The rest of the evening didn’t have even this slim theatrical pretext. Individual numbers gave the company members a chance to show their stuff. A guitar solo by Miguel Pérez made lavish embellishments on a popular song. Ogalla, accompanied by Pérez, Iglesias, Gago, and singer Emilio Florido, performed an “Alegrías,” a dance of complex rhythms and changing speeds in a tight body space. In “Soleá por bulerías,” Jiménez was big, moody, almost out-of-control, with flamboyant flourishes and feminine serpentines exaggerated to macho proportions. The two men did a brief duet in side-by-side unison, their contrasting personalities reinforced.
In her long “Soleá,” Barrio built up crescendos of intensity that suddenly broke off. Then she’d begin again in a new key, as if, right to the end, she kept having to find other ways to continue the story before it overwhelmed her. Arching back with agonizing slowness, stamping proudly, vibrating with supersonic heel beats, she trod a circle, bending and splaying toward the center but never occupying it.

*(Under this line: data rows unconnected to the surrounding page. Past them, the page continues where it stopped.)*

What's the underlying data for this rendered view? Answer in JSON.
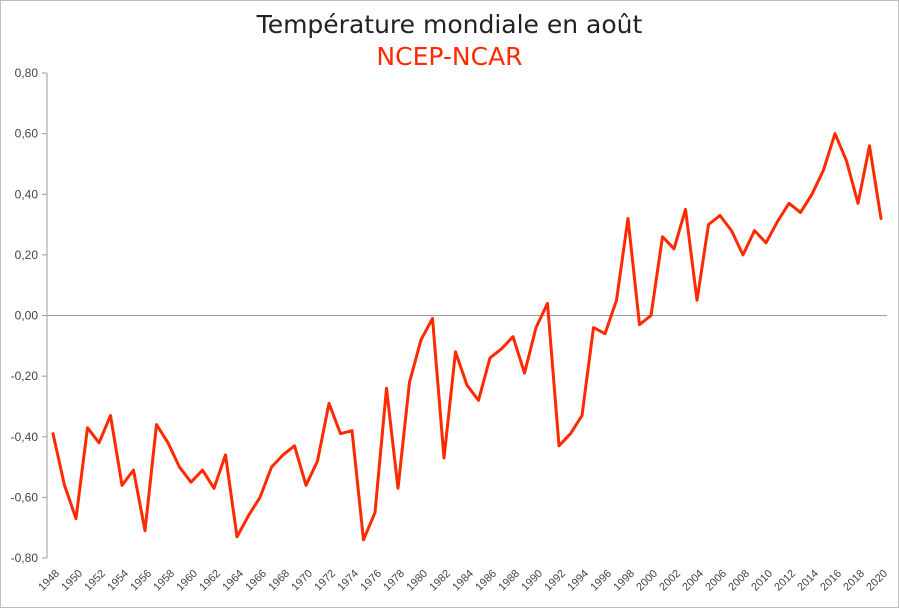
{
  "chart_data": {
    "type": "line",
    "title": "Température mondiale en août",
    "subtitle": "NCEP-NCAR",
    "xlabel": "",
    "ylabel": "",
    "ylim": [
      -0.8,
      0.8
    ],
    "yticks": [
      "-0,80",
      "-0,60",
      "-0,40",
      "-0,20",
      "0,00",
      "0,20",
      "0,40",
      "0,60",
      "0,80"
    ],
    "grid": false,
    "line_color": "#ff2a00",
    "x": [
      1948,
      1949,
      1950,
      1951,
      1952,
      1953,
      1954,
      1955,
      1956,
      1957,
      1958,
      1959,
      1960,
      1961,
      1962,
      1963,
      1964,
      1965,
      1966,
      1967,
      1968,
      1969,
      1970,
      1971,
      1972,
      1973,
      1974,
      1975,
      1976,
      1977,
      1978,
      1979,
      1980,
      1981,
      1982,
      1983,
      1984,
      1985,
      1986,
      1987,
      1988,
      1989,
      1990,
      1991,
      1992,
      1993,
      1994,
      1995,
      1996,
      1997,
      1998,
      1999,
      2000,
      2001,
      2002,
      2003,
      2004,
      2005,
      2006,
      2007,
      2008,
      2009,
      2010,
      2011,
      2012,
      2013,
      2014,
      2015,
      2016,
      2017,
      2018,
      2019,
      2020
    ],
    "xtick_labels": [
      "1948",
      "1950",
      "1952",
      "1954",
      "1956",
      "1958",
      "1960",
      "1962",
      "1964",
      "1966",
      "1968",
      "1970",
      "1972",
      "1974",
      "1976",
      "1978",
      "1980",
      "1982",
      "1984",
      "1986",
      "1988",
      "1990",
      "1992",
      "1994",
      "1996",
      "1998",
      "2000",
      "2002",
      "2004",
      "2006",
      "2008",
      "2010",
      "2012",
      "2014",
      "2016",
      "2018",
      "2020"
    ],
    "series": [
      {
        "values": [
          -0.39,
          -0.56,
          -0.67,
          -0.37,
          -0.42,
          -0.33,
          -0.56,
          -0.51,
          -0.71,
          -0.36,
          -0.42,
          -0.5,
          -0.55,
          -0.51,
          -0.57,
          -0.46,
          -0.73,
          -0.66,
          -0.6,
          -0.5,
          -0.46,
          -0.43,
          -0.56,
          -0.48,
          -0.29,
          -0.39,
          -0.38,
          -0.74,
          -0.65,
          -0.24,
          -0.57,
          -0.22,
          -0.08,
          -0.01,
          -0.47,
          -0.12,
          -0.23,
          -0.28,
          -0.14,
          -0.11,
          -0.07,
          -0.19,
          -0.04,
          0.04,
          -0.43,
          -0.39,
          -0.33,
          -0.04,
          -0.06,
          0.05,
          0.32,
          -0.03,
          0.0,
          0.26,
          0.22,
          0.35,
          0.05,
          0.3,
          0.33,
          0.28,
          0.2,
          0.28,
          0.24,
          0.31,
          0.37,
          0.34,
          0.4,
          0.48,
          0.6,
          0.51,
          0.37,
          0.56,
          0.32
        ]
      }
    ]
  }
}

At last she came up out of the vortex to face the audience, a hero, a survivor, a star.
For the concluding ensemble number, “Esta noche no es mi día,” the dancers and musicians placed a ring of red roses on the floor in honor of their recently deceased colleague, singer Antonio Vizarraga. The closing piece on a flamenco show can be festive, even comic, as the company members call on one another to step out and brag. This finale was somber, and the company gathered in a clapping circle at the end, lifting their arms together in a final gesture of tribute and prayer.